Powder Composition for Forming Positive Electrode Material Mixture Layer

[0057] The fluoride composite material (positive electrode active material), PbSnF.sub.4 (solid electrolyte), and acetylene black (conductive aid, manufactured by Denka Company Limited) were weighed in a mass ratio of 30:65:5 and then thoroughly mixed to form a powder composition for forming a positive electrode material mixture layer.

Negative Electrode

[0058] A 200 μm-thick lead foil (manufactured by Niraco) for serving as both a negative electrode current collector and a negative electrode active material was worked into a 10 mm-diameter piece, which was used as a negative electrode.

Cell

[0059] The positive electrode current collector, the powder composition for forming a positive electrode material mixture layer (20 mg), the solid electrolyte (400 mg), and the negative electrode were stacked in order in a 10 mm-diameter mold and then integrally molded at a pressure of 4 t/cm.sup.2 to form a fluoride-ion secondary battery cell. In this case, a gold wire was bonded with carbon paste to each of the surfaces of the positive electrode current collector and the negative electrode of the cell. The gold wires were used as terminals for the measurement of the charge-discharge characteristics.

Charge-Discharge Capacity

[0060] Each of the fluoride-ion secondary battery cells was subjected to a constant current charge-discharge test at 140° C. Specifically, the constant current charge-discharge test was carried out using a potentio-galvanostat SI 1287/1255B (manufactured by Solartron) under the conditions of a charge and discharge current of 40 pA, a charge end voltage of 1.3 V (vs Pb/PbF.sub.2), and a discharge end voltage of 0.3 V. The cell was placed in a compact environmental test chamber SU261 (manufactured by Espec Corporation) for controlling the temperature of the cell during the charging and discharging and subjected to the constant current charge-discharge test.
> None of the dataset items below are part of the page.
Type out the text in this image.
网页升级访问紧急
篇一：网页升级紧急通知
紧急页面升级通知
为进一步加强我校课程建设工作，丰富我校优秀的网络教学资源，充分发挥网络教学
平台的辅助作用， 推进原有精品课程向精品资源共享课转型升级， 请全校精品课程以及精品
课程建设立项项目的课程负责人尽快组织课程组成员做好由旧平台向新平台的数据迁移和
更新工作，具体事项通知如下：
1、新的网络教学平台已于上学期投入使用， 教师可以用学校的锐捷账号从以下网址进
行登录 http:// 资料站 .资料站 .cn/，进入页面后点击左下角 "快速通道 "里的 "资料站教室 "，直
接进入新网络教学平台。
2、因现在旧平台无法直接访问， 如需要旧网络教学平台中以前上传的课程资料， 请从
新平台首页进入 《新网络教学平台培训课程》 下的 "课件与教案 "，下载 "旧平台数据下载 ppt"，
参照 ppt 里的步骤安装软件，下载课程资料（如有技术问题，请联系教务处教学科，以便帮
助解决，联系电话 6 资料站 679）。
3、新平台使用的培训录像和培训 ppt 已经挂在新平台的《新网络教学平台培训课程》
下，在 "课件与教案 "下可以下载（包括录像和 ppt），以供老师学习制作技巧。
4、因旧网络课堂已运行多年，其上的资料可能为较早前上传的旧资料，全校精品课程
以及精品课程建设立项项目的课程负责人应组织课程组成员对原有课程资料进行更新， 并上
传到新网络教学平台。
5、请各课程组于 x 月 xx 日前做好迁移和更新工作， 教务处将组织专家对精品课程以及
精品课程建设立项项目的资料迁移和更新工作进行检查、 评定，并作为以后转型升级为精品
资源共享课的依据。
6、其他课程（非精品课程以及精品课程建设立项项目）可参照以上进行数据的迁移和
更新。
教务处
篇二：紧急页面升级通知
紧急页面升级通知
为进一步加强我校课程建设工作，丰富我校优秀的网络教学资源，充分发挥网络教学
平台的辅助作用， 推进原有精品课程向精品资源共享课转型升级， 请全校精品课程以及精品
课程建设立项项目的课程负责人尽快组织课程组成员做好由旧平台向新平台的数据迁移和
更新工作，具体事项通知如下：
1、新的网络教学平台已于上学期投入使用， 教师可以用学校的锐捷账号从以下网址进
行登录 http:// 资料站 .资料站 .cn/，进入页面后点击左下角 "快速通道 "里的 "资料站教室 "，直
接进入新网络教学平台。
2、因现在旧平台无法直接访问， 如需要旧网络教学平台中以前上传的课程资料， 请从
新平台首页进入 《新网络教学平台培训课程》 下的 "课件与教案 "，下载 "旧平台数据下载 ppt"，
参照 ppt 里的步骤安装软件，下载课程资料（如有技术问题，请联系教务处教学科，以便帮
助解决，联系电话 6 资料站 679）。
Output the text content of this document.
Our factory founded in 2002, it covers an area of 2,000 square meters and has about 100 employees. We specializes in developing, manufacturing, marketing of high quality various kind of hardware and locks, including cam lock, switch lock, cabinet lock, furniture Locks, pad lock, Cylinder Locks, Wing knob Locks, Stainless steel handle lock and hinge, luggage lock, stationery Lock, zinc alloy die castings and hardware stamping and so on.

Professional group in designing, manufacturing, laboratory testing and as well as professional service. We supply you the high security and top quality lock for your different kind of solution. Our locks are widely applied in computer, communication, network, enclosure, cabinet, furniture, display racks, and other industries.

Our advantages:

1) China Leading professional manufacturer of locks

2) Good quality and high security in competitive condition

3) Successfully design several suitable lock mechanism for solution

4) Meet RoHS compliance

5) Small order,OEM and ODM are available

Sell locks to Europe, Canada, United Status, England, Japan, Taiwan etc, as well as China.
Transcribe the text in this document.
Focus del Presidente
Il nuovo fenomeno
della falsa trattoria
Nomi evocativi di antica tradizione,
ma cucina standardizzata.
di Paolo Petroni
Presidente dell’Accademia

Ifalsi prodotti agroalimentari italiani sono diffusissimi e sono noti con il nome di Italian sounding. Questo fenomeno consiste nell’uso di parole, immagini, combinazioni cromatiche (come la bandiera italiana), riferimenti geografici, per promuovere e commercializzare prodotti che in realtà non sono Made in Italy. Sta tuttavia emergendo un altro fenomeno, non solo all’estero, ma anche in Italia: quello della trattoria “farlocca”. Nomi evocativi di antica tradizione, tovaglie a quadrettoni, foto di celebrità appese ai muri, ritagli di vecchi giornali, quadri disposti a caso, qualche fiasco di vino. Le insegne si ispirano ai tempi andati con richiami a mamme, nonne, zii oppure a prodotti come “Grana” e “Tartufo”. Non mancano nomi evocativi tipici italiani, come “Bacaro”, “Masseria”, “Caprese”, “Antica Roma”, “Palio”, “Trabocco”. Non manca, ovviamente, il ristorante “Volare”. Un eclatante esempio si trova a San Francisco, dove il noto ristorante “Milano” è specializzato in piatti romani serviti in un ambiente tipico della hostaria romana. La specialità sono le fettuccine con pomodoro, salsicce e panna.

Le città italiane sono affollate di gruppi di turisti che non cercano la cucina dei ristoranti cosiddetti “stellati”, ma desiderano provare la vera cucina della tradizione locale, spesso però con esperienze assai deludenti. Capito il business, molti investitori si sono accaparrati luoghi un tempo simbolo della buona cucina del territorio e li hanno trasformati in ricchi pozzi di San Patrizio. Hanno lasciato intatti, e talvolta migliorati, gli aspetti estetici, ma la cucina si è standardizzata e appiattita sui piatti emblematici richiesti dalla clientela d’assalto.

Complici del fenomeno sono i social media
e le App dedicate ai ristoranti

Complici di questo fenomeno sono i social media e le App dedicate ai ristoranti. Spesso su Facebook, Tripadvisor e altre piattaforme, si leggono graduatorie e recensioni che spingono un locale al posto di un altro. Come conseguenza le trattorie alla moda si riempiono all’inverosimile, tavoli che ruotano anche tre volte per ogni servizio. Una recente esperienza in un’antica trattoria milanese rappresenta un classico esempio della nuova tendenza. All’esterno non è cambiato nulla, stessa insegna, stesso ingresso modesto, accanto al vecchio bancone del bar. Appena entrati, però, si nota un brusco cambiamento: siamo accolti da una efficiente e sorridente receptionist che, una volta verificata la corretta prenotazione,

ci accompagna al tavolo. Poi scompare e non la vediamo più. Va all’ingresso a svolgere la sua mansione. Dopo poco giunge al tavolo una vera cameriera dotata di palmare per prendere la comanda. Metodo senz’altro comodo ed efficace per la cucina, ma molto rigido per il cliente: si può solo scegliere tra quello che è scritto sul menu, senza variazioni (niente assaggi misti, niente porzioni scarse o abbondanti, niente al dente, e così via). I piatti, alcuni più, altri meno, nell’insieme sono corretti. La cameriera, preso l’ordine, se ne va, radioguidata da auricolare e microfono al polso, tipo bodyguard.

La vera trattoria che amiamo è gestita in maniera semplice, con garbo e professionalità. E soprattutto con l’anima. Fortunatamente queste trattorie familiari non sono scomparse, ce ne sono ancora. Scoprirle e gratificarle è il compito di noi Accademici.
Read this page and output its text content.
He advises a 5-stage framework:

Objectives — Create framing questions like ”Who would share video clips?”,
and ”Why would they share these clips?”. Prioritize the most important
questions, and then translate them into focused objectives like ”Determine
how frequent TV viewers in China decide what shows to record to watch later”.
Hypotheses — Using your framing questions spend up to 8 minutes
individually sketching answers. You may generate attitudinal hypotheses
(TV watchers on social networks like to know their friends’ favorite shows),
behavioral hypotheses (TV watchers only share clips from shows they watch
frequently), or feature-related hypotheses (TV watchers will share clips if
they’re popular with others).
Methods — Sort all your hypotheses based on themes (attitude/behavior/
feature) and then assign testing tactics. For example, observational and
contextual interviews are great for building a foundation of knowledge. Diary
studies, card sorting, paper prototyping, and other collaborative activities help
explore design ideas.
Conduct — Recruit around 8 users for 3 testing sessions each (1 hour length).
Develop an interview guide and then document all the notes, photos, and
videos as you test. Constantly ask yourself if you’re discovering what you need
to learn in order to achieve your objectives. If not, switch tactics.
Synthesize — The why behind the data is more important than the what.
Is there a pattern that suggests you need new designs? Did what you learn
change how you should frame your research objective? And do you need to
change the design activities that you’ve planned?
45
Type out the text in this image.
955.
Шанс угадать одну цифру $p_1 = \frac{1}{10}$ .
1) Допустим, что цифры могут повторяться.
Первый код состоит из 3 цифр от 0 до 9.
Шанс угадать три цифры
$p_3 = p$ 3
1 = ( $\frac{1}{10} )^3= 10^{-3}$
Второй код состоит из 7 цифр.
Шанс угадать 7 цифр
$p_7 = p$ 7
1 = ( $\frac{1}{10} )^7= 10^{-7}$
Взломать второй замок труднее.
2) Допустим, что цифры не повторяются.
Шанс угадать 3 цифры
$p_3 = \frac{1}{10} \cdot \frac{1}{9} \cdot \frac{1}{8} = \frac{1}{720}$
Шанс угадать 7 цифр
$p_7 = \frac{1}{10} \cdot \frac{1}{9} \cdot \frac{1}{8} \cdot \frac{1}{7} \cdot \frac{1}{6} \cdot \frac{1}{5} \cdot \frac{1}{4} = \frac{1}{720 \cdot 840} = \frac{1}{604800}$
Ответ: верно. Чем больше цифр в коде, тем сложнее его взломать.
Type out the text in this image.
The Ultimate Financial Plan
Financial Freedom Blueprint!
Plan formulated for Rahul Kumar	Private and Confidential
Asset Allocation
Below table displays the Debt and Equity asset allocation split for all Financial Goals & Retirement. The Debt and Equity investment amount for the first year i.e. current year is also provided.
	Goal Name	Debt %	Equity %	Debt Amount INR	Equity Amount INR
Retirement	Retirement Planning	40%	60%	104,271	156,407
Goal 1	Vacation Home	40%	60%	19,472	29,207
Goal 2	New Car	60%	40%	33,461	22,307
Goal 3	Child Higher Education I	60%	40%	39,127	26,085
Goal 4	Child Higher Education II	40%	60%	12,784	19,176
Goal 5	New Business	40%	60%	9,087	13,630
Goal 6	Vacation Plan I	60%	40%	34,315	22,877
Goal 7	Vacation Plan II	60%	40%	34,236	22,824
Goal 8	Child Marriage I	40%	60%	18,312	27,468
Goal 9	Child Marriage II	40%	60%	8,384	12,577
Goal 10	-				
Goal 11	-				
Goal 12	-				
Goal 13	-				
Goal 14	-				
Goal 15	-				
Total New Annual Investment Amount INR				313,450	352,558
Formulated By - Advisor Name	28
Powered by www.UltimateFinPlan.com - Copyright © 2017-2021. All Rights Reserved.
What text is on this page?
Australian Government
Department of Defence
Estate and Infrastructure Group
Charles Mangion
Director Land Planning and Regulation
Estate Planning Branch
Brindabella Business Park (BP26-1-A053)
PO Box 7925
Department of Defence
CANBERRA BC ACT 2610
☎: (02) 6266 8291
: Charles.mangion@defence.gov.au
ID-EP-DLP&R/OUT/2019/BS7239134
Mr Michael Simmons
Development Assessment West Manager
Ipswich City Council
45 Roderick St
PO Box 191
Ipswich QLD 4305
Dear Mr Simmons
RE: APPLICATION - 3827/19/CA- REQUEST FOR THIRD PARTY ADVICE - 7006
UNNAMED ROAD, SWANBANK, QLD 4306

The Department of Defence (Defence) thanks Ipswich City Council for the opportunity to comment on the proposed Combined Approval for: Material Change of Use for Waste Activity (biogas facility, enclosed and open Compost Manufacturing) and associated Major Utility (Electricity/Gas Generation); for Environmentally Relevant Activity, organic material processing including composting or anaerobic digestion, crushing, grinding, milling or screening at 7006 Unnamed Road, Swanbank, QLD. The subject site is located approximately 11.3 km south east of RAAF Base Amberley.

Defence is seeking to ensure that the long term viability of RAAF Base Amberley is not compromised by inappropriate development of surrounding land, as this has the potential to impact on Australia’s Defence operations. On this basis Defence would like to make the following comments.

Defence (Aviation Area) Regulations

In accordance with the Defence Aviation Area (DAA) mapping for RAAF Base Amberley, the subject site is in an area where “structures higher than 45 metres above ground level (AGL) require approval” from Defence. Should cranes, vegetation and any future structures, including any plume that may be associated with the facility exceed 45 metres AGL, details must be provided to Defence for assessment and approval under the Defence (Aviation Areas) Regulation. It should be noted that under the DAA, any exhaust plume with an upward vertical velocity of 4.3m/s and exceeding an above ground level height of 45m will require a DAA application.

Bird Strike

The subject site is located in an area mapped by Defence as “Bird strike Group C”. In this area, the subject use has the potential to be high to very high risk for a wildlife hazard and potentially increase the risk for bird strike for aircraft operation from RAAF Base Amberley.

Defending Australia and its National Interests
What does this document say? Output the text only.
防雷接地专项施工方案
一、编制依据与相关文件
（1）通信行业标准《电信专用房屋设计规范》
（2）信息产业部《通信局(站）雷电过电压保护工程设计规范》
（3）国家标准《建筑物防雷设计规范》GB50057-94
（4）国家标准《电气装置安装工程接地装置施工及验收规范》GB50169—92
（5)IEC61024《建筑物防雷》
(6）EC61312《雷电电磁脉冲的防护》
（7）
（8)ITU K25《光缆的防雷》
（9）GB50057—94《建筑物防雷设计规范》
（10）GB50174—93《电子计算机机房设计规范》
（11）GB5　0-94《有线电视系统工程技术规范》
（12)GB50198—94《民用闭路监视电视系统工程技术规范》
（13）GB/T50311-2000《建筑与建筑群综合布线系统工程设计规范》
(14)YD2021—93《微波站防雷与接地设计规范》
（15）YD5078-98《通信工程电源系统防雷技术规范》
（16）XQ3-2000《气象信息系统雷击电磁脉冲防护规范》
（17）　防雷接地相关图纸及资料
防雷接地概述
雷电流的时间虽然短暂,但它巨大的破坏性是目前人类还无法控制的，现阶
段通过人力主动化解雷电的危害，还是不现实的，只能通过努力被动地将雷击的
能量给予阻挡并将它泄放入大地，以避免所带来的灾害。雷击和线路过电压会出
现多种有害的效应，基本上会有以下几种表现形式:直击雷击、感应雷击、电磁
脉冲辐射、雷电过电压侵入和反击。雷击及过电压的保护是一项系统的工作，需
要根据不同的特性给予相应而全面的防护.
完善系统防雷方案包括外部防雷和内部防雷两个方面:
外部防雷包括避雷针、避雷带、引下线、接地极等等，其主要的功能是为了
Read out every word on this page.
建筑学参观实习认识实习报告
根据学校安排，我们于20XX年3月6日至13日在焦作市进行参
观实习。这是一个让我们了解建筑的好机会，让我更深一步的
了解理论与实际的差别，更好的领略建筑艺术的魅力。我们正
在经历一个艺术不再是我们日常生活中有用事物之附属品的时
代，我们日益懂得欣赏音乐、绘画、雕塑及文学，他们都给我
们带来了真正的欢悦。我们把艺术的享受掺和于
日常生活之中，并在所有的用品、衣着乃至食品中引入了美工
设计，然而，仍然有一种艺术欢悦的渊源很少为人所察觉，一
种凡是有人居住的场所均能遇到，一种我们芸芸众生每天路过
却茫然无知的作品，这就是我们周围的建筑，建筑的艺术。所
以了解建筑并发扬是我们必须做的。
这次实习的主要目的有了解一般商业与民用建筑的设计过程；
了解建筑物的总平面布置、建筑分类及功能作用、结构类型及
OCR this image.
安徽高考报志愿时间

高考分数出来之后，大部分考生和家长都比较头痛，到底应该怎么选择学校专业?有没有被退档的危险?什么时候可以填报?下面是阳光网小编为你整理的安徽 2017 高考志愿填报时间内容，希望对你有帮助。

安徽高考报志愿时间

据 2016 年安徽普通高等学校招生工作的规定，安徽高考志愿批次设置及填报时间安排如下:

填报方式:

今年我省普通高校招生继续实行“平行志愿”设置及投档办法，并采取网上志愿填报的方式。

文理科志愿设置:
[0061] FIG. 4 shows the second cycle charge-discharge curves of the fluoride-ion secondary battery cells of Example 1 and Comparative Example 1. In FIG. 4, the horizontal axis represents capacity per g of the fluoride composite material.

[0062] FIG. 4 reveals that the charge-discharge capacity of the fluoride-ion secondary battery cell of Example 1 is higher than that of the fluoride-ion secondary battery cell of Comparative Example 1. This is probably because the fluoride-ion conductivity of the positive electrode active material of Example 1 is higher than that of the positive electrode active material of Comparative Example 1 (see FIG. 1).